Меня взрывает. Выдираюсь из её объятий и кричу:

– Зачем ты врёшь? Ничего не будет хорошо! Ты же видишь, что твориться? Видишь, они забирают все наши вещи… А потом заберут наш дом…

Меня ломает, я падаю на пол и рыдаю навзрыд, ненавидя взрослых за ложь и это их «всё будет хорошо» на руинах мира. Кого пытаются убедить?

С моего дня рождения прошло три недели, мне пришлось повзрослеть и разучиться верить в чудеса…

Илларион появлялся в нашем доме ещё три раза. И каждый раз, там, в папином кабинете, они разговаривали на повышенных тонах. Коллектор выскакивал всегда злющий… Но стоило увидеть меня – расплывался в улыбке и по-доброму приветствовал.

А я…

Как я могла относиться к нему? Из-за него переживал мой отец, плакала мама… Но он – мне казалось, что он и сам не рад тому, в чём участвует. В красивых сине-фиалковых глазах я часто ловила грусть. А порой он горестно бормотал:

– Чёрт, как же ты похожа на неё… Анька бы мне не простила…

И не могла злиться. Не могла считать его плохим. Хотя из-за него мне пришлось спрашивать у Гугла, что такое «банкротство» и как это «пустить с молотка»?
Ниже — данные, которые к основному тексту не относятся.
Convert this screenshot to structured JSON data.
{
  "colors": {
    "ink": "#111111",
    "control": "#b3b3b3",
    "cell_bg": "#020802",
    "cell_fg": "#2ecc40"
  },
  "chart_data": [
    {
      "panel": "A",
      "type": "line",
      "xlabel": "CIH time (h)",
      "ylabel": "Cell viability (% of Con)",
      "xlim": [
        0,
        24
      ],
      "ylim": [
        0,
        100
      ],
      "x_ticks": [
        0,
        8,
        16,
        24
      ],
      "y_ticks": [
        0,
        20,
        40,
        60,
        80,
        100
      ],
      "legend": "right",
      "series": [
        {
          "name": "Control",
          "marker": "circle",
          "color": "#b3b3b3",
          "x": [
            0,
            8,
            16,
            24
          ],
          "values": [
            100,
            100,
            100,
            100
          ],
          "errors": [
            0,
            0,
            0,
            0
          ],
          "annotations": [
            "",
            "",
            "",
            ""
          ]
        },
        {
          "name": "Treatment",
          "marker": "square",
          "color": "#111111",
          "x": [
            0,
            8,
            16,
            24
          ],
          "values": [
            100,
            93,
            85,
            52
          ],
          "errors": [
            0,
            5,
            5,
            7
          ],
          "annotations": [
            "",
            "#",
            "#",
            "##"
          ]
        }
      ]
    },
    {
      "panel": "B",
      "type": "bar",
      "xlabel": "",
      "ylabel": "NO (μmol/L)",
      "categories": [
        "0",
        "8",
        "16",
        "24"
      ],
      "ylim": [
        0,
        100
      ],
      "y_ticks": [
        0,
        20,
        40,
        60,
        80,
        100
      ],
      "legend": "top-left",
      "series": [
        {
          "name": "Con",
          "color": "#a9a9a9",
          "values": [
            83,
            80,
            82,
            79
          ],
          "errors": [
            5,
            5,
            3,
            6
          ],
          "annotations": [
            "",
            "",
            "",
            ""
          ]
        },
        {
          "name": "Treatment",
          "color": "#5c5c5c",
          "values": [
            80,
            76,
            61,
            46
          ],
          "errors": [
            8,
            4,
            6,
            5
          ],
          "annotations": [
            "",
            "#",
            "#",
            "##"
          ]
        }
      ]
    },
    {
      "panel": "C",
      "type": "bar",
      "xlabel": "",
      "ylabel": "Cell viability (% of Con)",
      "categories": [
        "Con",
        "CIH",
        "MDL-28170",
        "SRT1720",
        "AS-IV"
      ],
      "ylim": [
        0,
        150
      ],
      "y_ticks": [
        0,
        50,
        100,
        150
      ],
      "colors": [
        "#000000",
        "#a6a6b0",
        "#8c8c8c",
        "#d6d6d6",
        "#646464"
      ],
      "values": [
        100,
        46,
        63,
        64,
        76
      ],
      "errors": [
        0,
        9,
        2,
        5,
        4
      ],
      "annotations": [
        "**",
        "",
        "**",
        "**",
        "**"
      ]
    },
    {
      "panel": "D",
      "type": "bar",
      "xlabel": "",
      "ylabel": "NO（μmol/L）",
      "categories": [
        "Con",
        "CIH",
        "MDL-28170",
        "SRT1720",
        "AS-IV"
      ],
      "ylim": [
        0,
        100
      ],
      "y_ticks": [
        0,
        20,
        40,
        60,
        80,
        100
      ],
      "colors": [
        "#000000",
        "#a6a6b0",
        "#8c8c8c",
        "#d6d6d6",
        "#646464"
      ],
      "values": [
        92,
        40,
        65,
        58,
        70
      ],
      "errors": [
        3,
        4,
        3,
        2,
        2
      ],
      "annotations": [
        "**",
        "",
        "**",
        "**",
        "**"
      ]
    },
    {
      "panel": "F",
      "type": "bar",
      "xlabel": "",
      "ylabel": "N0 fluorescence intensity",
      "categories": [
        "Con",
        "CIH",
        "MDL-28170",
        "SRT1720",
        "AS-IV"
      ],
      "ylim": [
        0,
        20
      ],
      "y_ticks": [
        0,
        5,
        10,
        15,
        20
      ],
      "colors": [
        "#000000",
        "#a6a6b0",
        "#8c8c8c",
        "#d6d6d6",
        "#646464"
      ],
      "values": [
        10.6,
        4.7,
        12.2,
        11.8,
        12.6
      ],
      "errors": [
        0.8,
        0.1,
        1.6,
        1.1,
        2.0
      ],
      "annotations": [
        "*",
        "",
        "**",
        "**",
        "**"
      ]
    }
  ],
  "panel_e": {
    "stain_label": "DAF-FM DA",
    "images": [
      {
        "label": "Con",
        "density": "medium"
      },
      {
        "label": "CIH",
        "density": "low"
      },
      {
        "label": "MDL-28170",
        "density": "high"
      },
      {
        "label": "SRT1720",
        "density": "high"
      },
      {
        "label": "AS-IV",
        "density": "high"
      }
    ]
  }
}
Мой принц был единственным, кто не утешал. Однажды я, придя из школы искусств, застала его сидящим в гостиной. Понурый, со свешенной головой и упавшими на колени руками, Илларион выглядел смертельно уставшим, словно держал на своих плечах многотонный груз…
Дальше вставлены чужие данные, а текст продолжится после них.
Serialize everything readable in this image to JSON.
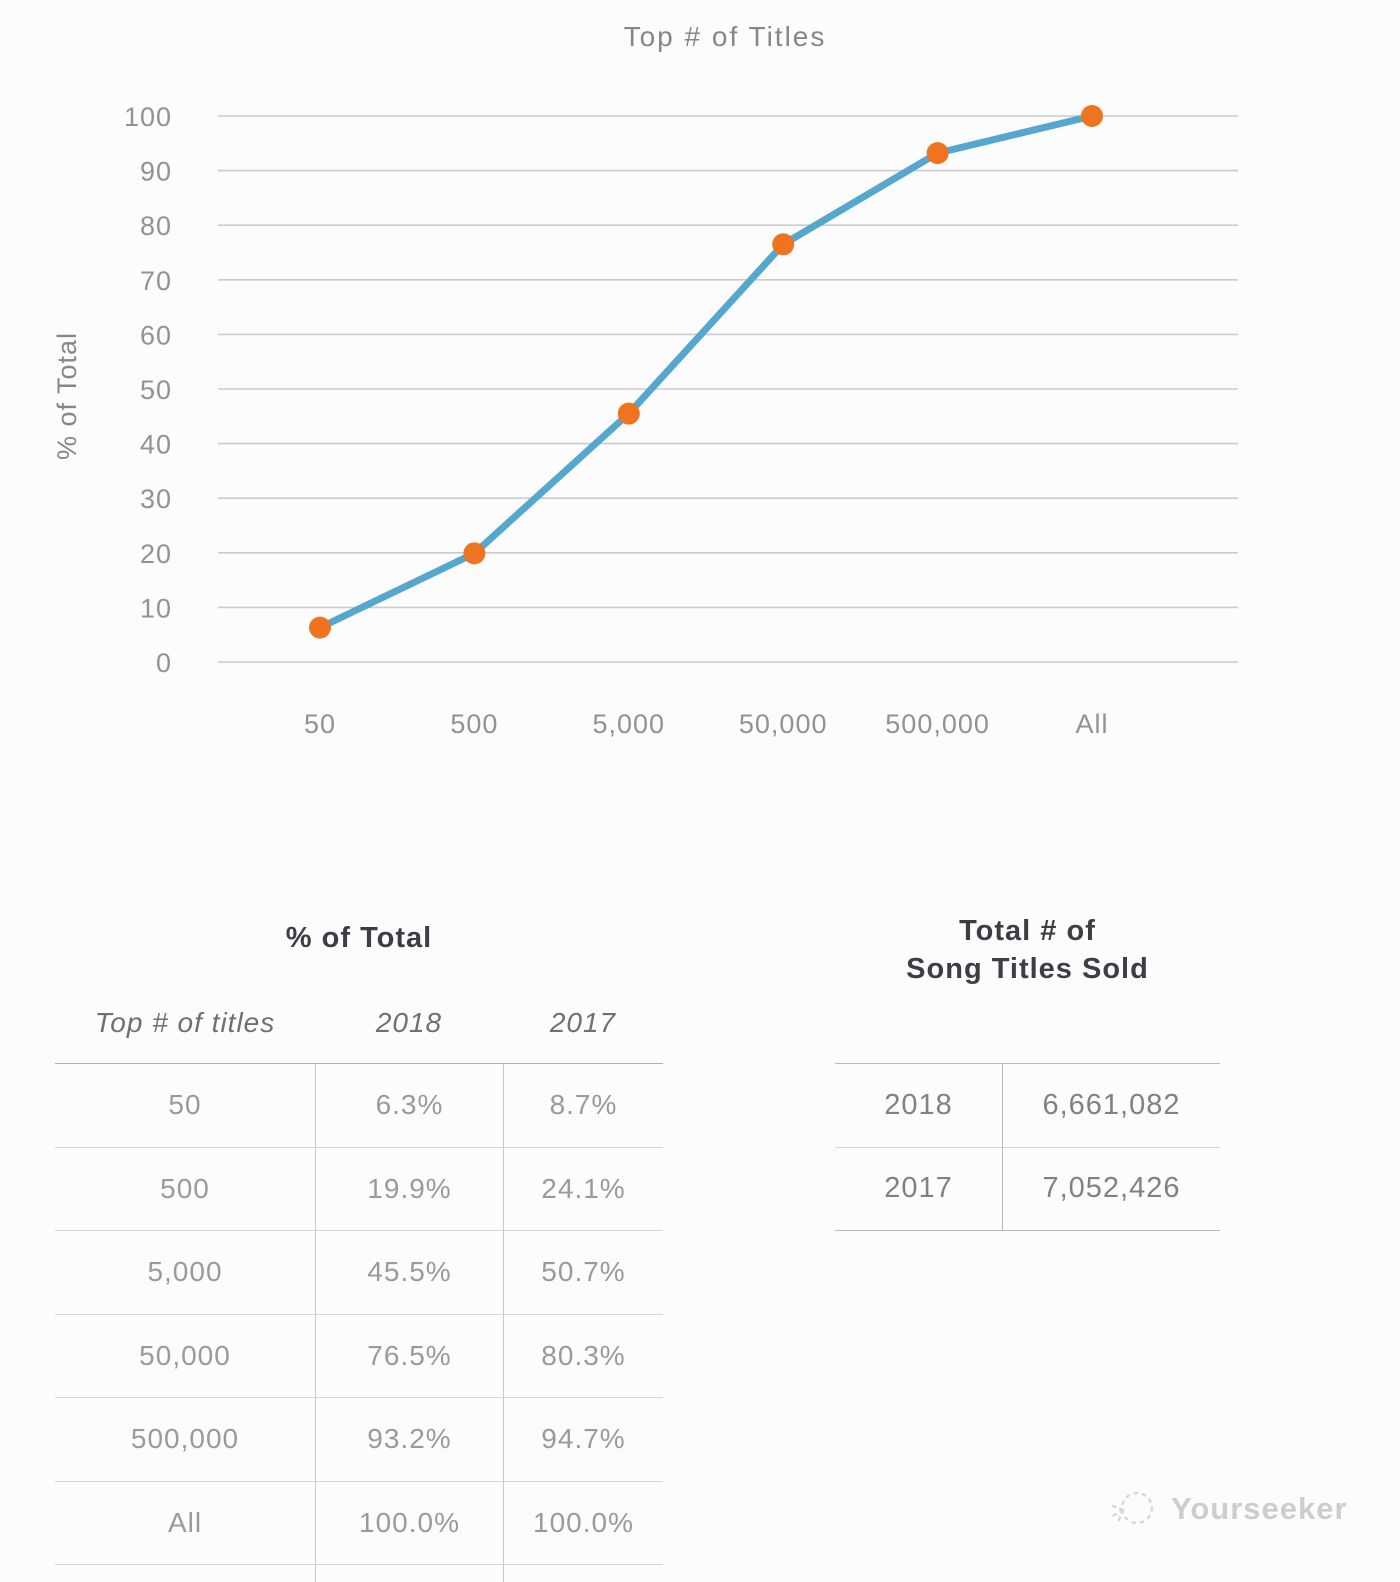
{
  "page": {
    "background": "#fcfcfc"
  },
  "chart_data": {
    "type": "line",
    "title": "Top # of Titles",
    "xlabel": "",
    "ylabel": "% of Total",
    "categories": [
      "50",
      "500",
      "5,000",
      "50,000",
      "500,000",
      "All"
    ],
    "series": [
      {
        "name": "2018",
        "values": [
          6.3,
          19.9,
          45.5,
          76.5,
          93.2,
          100.0
        ]
      }
    ],
    "ylim": [
      0,
      100
    ],
    "ytick_step": 10,
    "grid": true,
    "legend": "none",
    "line_color": "#55a7cd",
    "marker_color": "#ef7420",
    "gridline_color": "#c9cbcd",
    "tick_color": "#8f9296",
    "title_color": "#85878a"
  },
  "percent_table": {
    "title": "% of Total",
    "columns": [
      "Top # of titles",
      "2018",
      "2017"
    ],
    "rows": [
      [
        "50",
        "6.3%",
        "8.7%"
      ],
      [
        "500",
        "19.9%",
        "24.1%"
      ],
      [
        "5,000",
        "45.5%",
        "50.7%"
      ],
      [
        "50,000",
        "76.5%",
        "80.3%"
      ],
      [
        "500,000",
        "93.2%",
        "94.7%"
      ],
      [
        "All",
        "100.0%",
        "100.0%"
      ]
    ]
  },
  "totals_table": {
    "title_line1": "Total # of",
    "title_line2": "Song Titles Sold",
    "rows": [
      [
        "2018",
        "6,661,082"
      ],
      [
        "2017",
        "7,052,426"
      ]
    ]
  },
  "watermark": {
    "label": "Yourseeker",
    "color": "#cbcdcf"
  }
}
– Вам плохо? – бросила сумку с нотами, кинулась к нему.

Он вскинул глаза, поймал меня в их власть и улыбнулся.

– А, это вы, Феодосия Павловна, – хмыкнул невесело. – Нет, мне неплохо, точнее, не в том смысле, как вы подумали, – эта его манера говорить со мной, как со взрослой, очень подкупала меня, – плохи дела вашей семьи. Очень плохи. И, кажется, я сделал все, что смог…

Он ещё раз грустно хмыкнул.

Илларион оказался единственным, кто мне не соврал.

Он ушёл, а вечером в кабинете отца раздался выстрел. Когда мы с мамой прибежали – было уже поздно. Папа лежал в луже крови, а весь стол был завален бумагами – векселя, кредитные договора, долговые расписки… И клочок бумаги, на котором он написал: «В моей смерти винить Иллариона Старшилова…»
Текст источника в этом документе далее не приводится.